Афганцы (Рыбаков) - страница 19

Борисов был, конечно же, знаком с винтовкой Драгунова, знал ее как отличную снайперскую винтовку, но слушая рассказ о ней как о живой, как о любимой женщине, увидел в себе ущербность человека, вдруг обнаружившего скудость своего внутреннего мира, который он раньше считал не хуже любого другого. Он, профессиональный военный, увидел впервые, как мистика, явная, плотная, окружила оружие, и мистика эта исходила от тщедушного паренька, производящего вместе с тем впечатление очень сильного человека, от бывшего студента-историка, ставшего волей войны частью ее самой. Неужели он любит войну, сам того не понимая?

— Хорошо. Учту. Но все-таки скажи: где же ваши АК? Как бы неприятностей не было. Мне ЧП, сам понимаешь, ни к чему.

Сержант рассмеялся только ртом, в глазах его продолжали скакать искорки спокойной полумечтательности-полубезумия:

— Не бойся. Все давно предусмотрено. Они будут в вертолете. За деньги любую услугу любой окажет, все дело в цене. Банально, но факт. Все привезут, все, что по вашему уставу положено. Вернемся на базу — хоть фотографируй героев-интернационалистов!

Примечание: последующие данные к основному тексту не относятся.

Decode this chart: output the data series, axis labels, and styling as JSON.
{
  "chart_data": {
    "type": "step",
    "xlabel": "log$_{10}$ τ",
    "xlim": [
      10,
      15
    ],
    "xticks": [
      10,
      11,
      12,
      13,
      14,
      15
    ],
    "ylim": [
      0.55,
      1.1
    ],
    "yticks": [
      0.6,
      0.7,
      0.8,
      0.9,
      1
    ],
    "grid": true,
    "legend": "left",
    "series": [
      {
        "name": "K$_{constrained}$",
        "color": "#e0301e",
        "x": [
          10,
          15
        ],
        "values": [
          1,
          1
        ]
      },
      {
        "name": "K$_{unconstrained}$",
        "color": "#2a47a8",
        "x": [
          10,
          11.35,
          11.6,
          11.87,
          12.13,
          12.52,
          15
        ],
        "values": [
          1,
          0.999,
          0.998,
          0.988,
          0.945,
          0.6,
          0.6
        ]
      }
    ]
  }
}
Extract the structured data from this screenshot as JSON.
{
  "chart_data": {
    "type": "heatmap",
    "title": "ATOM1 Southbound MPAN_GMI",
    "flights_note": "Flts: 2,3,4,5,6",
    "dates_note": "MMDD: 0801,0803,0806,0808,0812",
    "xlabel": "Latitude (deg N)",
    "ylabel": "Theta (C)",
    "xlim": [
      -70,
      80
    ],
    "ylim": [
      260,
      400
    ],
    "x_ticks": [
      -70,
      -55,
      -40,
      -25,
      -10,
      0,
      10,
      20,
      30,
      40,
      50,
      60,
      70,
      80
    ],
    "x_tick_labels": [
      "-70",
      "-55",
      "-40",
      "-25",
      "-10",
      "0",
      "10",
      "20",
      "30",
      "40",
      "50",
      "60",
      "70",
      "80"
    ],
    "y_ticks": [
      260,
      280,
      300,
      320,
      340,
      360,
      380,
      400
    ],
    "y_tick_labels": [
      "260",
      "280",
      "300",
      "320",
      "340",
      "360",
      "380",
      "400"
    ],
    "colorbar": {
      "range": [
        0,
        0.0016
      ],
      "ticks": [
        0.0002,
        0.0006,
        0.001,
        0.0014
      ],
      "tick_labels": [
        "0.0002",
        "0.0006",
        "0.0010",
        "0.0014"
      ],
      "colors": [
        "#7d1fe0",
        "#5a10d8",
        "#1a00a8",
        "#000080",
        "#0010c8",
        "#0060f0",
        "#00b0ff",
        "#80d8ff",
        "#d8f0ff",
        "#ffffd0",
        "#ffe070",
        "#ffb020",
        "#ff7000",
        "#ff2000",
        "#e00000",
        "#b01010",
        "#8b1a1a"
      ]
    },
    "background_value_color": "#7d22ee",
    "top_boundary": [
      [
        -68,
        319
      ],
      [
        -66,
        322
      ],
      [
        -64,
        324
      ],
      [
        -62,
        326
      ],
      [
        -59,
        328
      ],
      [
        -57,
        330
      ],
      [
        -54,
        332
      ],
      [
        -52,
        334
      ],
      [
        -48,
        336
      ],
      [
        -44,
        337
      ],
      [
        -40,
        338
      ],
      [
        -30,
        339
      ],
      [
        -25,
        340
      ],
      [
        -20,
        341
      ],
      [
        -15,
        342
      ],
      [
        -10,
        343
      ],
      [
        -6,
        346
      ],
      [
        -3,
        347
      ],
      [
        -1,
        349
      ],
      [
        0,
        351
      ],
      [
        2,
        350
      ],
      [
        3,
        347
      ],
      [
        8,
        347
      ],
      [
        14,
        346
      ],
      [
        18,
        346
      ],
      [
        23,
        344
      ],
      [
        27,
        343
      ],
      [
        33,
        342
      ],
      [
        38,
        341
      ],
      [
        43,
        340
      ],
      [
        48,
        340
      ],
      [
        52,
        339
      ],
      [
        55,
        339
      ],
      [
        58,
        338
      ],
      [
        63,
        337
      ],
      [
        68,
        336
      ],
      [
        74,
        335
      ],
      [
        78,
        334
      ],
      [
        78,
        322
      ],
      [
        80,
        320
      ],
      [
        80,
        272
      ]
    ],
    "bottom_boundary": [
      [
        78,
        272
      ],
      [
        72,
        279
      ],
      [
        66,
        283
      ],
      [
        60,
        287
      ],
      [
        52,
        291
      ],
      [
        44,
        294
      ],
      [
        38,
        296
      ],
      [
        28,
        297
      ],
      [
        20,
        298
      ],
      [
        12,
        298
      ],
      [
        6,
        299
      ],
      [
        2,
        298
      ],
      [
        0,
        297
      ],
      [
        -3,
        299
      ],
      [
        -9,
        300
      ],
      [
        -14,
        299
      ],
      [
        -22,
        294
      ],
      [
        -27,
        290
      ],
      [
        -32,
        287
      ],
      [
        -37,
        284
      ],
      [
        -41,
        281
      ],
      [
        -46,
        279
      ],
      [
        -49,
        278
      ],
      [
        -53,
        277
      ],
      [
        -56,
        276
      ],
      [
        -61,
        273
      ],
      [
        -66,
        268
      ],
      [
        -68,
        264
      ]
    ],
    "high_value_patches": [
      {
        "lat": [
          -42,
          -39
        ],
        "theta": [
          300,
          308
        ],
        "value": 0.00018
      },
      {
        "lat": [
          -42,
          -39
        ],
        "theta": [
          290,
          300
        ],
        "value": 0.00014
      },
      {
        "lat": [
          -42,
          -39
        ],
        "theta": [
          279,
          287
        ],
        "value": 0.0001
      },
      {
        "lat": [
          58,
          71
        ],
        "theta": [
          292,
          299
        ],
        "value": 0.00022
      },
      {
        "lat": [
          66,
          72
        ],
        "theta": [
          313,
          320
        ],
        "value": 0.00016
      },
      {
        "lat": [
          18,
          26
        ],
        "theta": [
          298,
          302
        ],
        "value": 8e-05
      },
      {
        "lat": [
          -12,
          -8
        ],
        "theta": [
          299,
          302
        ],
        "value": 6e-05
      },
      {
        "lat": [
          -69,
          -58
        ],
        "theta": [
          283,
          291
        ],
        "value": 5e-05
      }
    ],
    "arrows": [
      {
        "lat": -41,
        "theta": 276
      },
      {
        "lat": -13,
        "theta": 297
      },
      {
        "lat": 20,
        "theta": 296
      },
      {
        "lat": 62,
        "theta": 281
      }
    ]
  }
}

Сержант произнес последнее слово с таким презрением, что у старшего лейтенанта мурашки по спине побежали. «Я их не понимаю, а ведь это опасно. И вредно для дела, для работы. Я должен их понять и как можно быстрее». Он еще думал о психологии, о том самом ключике, лежащем в мозгу каждого офицера и открывающем дверь в волевые центры солдата, как в ноздри его заполз неповторимый сладко-кислый и резко-мягкий запах гашиша-анаши. Борисов обернулся: двое, он никак не мог вспомнить их фамилии… один из них был украинец, другой из Кара-Богаз-Гола… глубоко вдыхали, держа выпяченные губы в сантиметре от сигарет, судорожно запрещали гашишному дыму подняться из горла — лица уродливо дрожали, чтобы затем застыть на мгновение в менее уродском покое. Борисов со страхом вспомнил слова того парня перед посадкой в вертолет. Что же это? Только этого мне не хватало! Он схватил за руку Сторонкова:

— Шабят?! Как ты это позволяешь? На задании! Ты что, соображаешь, что делаешь?

Сержант спокойно отодвинулся:

— Соображаю. У нас на работе разрешается два косяка в сутки. Черная анаша крепкая, два косяка дают легкий приход, прибавляют сил, позволяют забыть о воде, усталости, страхе, а рефлексы остаются, в общем, нормальными. Не водку же нам с собой тащить — тяжело, дорого, вредно. Главное, следить, чтобы ребята не превышали норму, не перевыполняли план по плану. Чего? Давали же на фронте двести граммов, чтобы человеку было легче подыхать… Что это на вас лица нет, товарищ старший лейтенант? Вы на войне. Думаете, во время завоевания Кавказа наши анашу не шабили? Еще как! И не нужно быть историком, чтобы это понимать. Это теперь с трудом, но все же можно водки достать — ее везут в цистернах, вертолетами, самолетами, в танках. Начальство находит с неохотою только десятую часть, потому что многие наверху знают: клин клином вышибают. Пусть лучше водку глушат, чем сначала анашу, а после героин шабить. И они правы, если дело касается тыла. Мы — другое дело. Как и те, которые воевали на Кавказе, да не два года, а десять-двадцать лет, — тоже были другое дело.